# ADA Aqua Soil II- How much needed for 29 gal tank



## jlui83 (Apr 22, 2006)

I'm thinking of rescaping and using Aqua soil II.
How much of it do I need for a 29 gal tank. The tank is going to be mainly moss. I need the aqua soil for lowering PH purpose.


----------



## John N. (Dec 11, 2005)

1 9L bag gives you about a 3/4 inch layer in a 29 gallon. If you're just going for mosses then 1 bag will be fine. 

-John N.


----------



## jlui83 (Apr 22, 2006)

Thanks John.


----------



## hoppycalif (Apr 7, 2005)

I don't see using ADA Aquasoil just to lower the pH. If you plan on using only mosses there won't be enough plant growth to keep up with the ammonia leaching from the Aquasoil, so you will need to change water a lot to control it for a few weeks. By the time the leaching is diminished the effect on pH will also be diminished.
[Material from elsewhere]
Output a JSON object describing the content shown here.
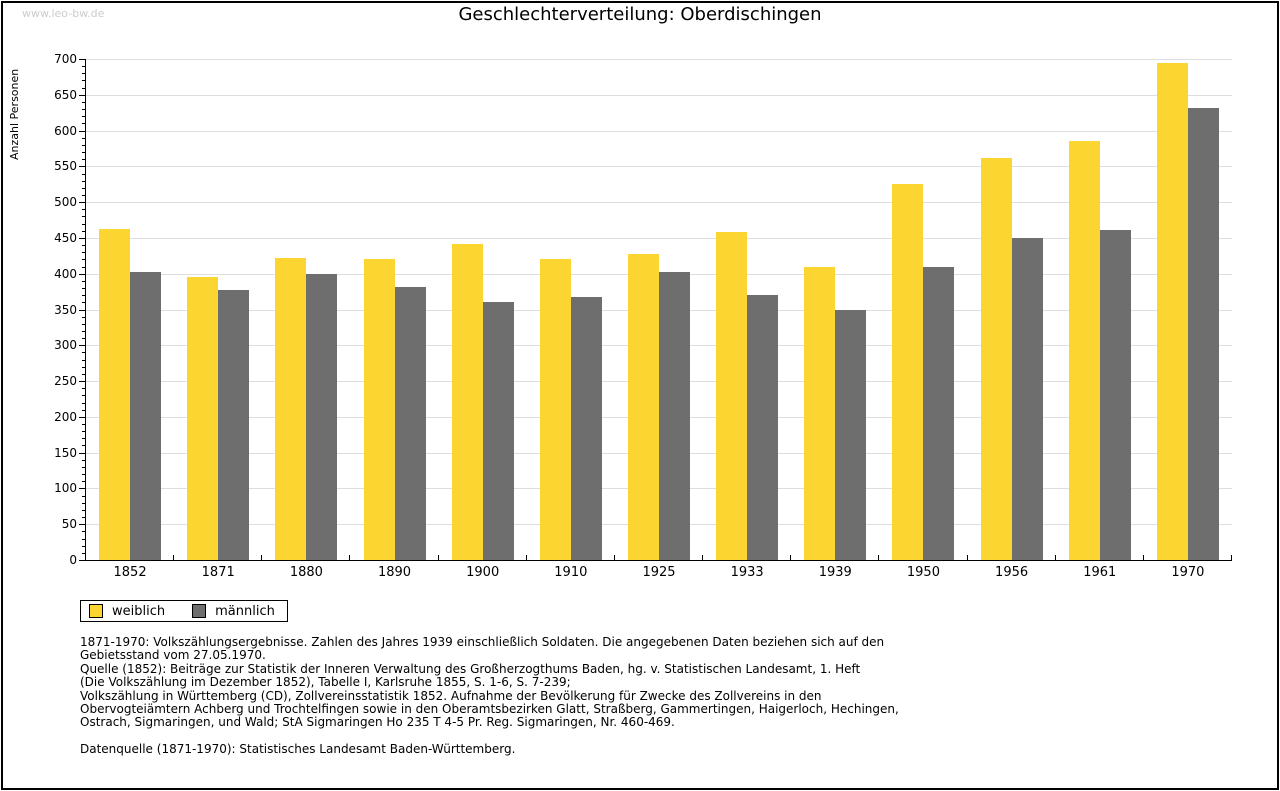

Why are you trying to lower the pH?


----------



## jlui83 (Apr 22, 2006)

CRS Shrimp.
I may just save money on the ADA soil and just use peat to lower the PH. or RO/DI Water.


----------



## John N. (Dec 11, 2005)

I used 1 bag of aquasoil for my CRS tank for the purposes of lowering pH, and it has worked well for me.

The ammonia leaching stopped after about a month of constant waterchanges. The lowering pH properties has lasted well about a year. I just recently put in a new bag to start the system over again. 

-John N.


----------



## thefishmanlives (Feb 15, 2008)

you could have had the same effect using peat. using aquasoil for the sole purpose of lowering your ph is an utter waste. Use regular gravel and peat. Its not like aquasoil is so cheap that its not a big deal, why spend the cash on "aquasoil" when your not using it to grow plants?


----------